Israel places 5th at Eurovision, propelled by audience voting from around the world

Israeli singer Eden Golan, representing Israel with the song "Hurricane," performs during the final of the 68th Eurovision Song Contest on May 11, 2024 at the Malmo Arena in Malmo, Sweden. (Jessica Gow / TT/ TT News Agency/AFP via Getty Images)

by Philissa Cramer

(JTA) — Despite steep backlash including protests from other competitors, Israel’s Eden Golan placed fifth in the Eurovision Song Contest on Saturday night after delivering a rousing final performance of her song “Hurricane.”

The competition’s winner is determined by a complex system in which juries for each participating country allocate half of all votes, while the public contributes the other half. Golan’s success — which exceeded expectations set in betting markets before the competition — was fueled by the popular vote, which Israel won in 14 countries plus a new category for voters not located in any of the participating countries. Israel did not win any country’s jury vote.

Golan’s strength in the popular vote came in contrast to the intense protests against her and Israel’s participation in the song contest amid the Israel-Hamas war in Gaza. Tens of thousands of people protested in the streets of Malmo, Sweden, during the competition held there, and Golan was reportedly advised to remain in her hotel room under the protection of security.

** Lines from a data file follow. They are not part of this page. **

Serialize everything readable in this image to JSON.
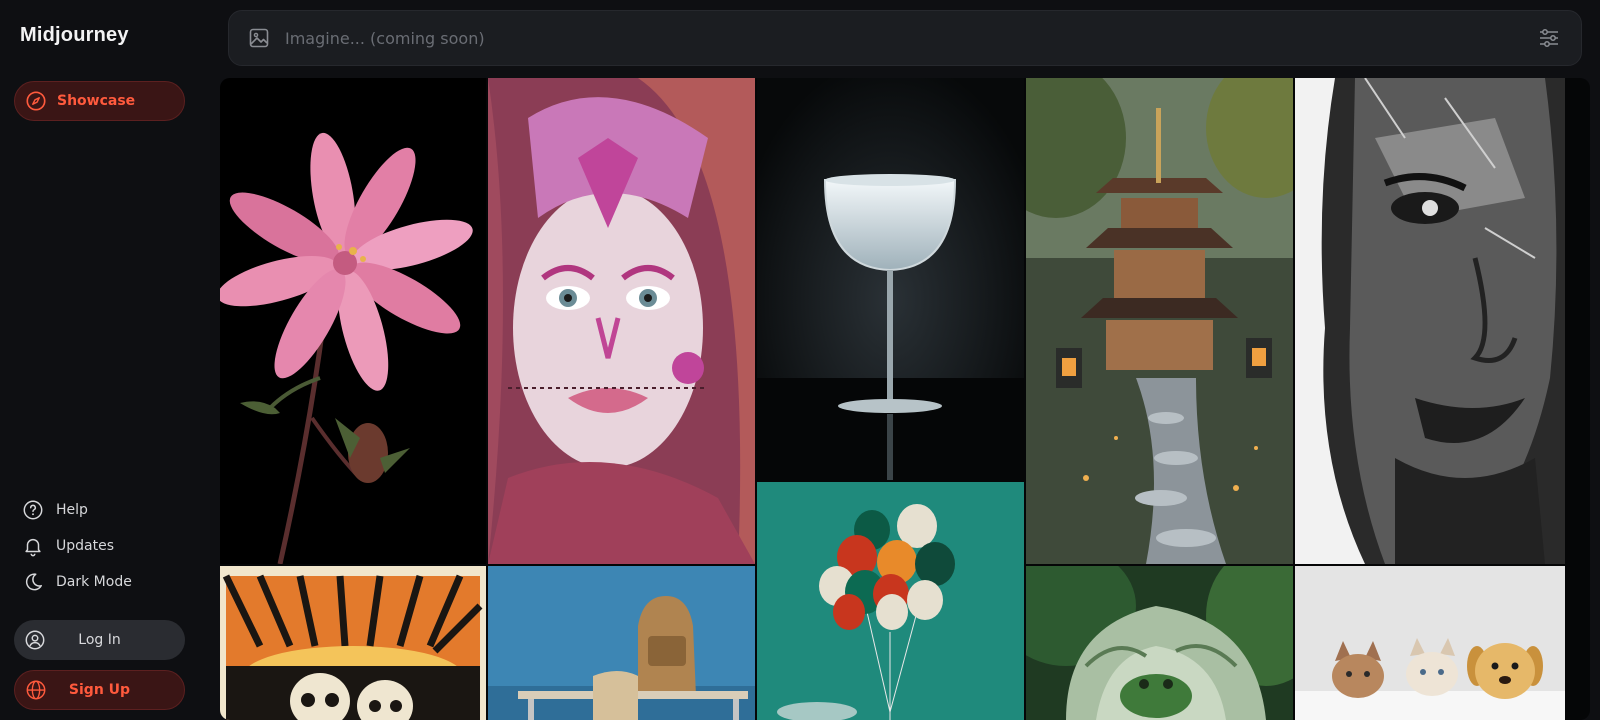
{
  "app": {
    "brand": "Midjourney"
  },
  "sidebar": {
    "showcase_label": "Showcase",
    "help_label": "Help",
    "updates_label": "Updates",
    "dark_mode_label": "Dark Mode",
    "login_label": "Log In",
    "signup_label": "Sign Up"
  },
  "search": {
    "placeholder": "Imagine... (coming soon)"
  },
  "colors": {
    "accent": "#ff5a3d",
    "accent_bg": "#3a1515",
    "background": "#0e0f12"
  },
  "icons": [
    "compass-icon",
    "help-icon",
    "bell-icon",
    "moon-icon",
    "user-icon",
    "globe-icon",
    "image-icon",
    "sliders-icon"
  ],
  "gallery": {
    "tiles": [
      "pink flower on black",
      "woman with pink sugar-skull face paint",
      "cocktail glass on dark background",
      "japanese pagoda with stone path and lanterns",
      "black and white portrait of warrior",
      "woodcut skulls with sunset",
      "backpack on desk against blue wall",
      "balloons against teal sky",
      "frog in cupped hands",
      "kittens and puppy peeking"
    ]
  }
}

The tensions crept into the competition as well. During a rehearsal, a Finnish representative seemingly refused to say that her country had awarded points to Israel, while Ireland’s Bambie Thug, another contestant, said she “cried” after Golan made the final and would have boycotted had she herself not been performing. A journalist asked Golan at a press conference whether she felt that “by being here you bring risk and danger for other participants;” she drew cheers after responding that the contest was “safe for everyone.”

Iolande, representing Portugal, wore fingernails decorated with patterns suggesting Palestinian solidarity in the final, despite rules set by the European Broadcasting Union prohibiting political speech during Eurovision. Earlier, a contestant drew a reprimand for wearing a keffiyeh, or Palestinian scarf.

Golan returned to Israel on Sunday, ahead of the country’s somber Memorial Day. “I felt the love from the people, and you cannot understand how much it helped me,” she said during a press conference. Alluding to the Israeli hostages who remain in Gaza, she added, “I represented the country and was our voice for everyone who needs to be brought home now.”

A second Israeli contestant, Tali Golergant, who was representing her country of Luxembourg, came in 13th. Switzerland’s Nemo won for the song “The Code,” about the artist’s journey to self-awareness as a nonbinary person.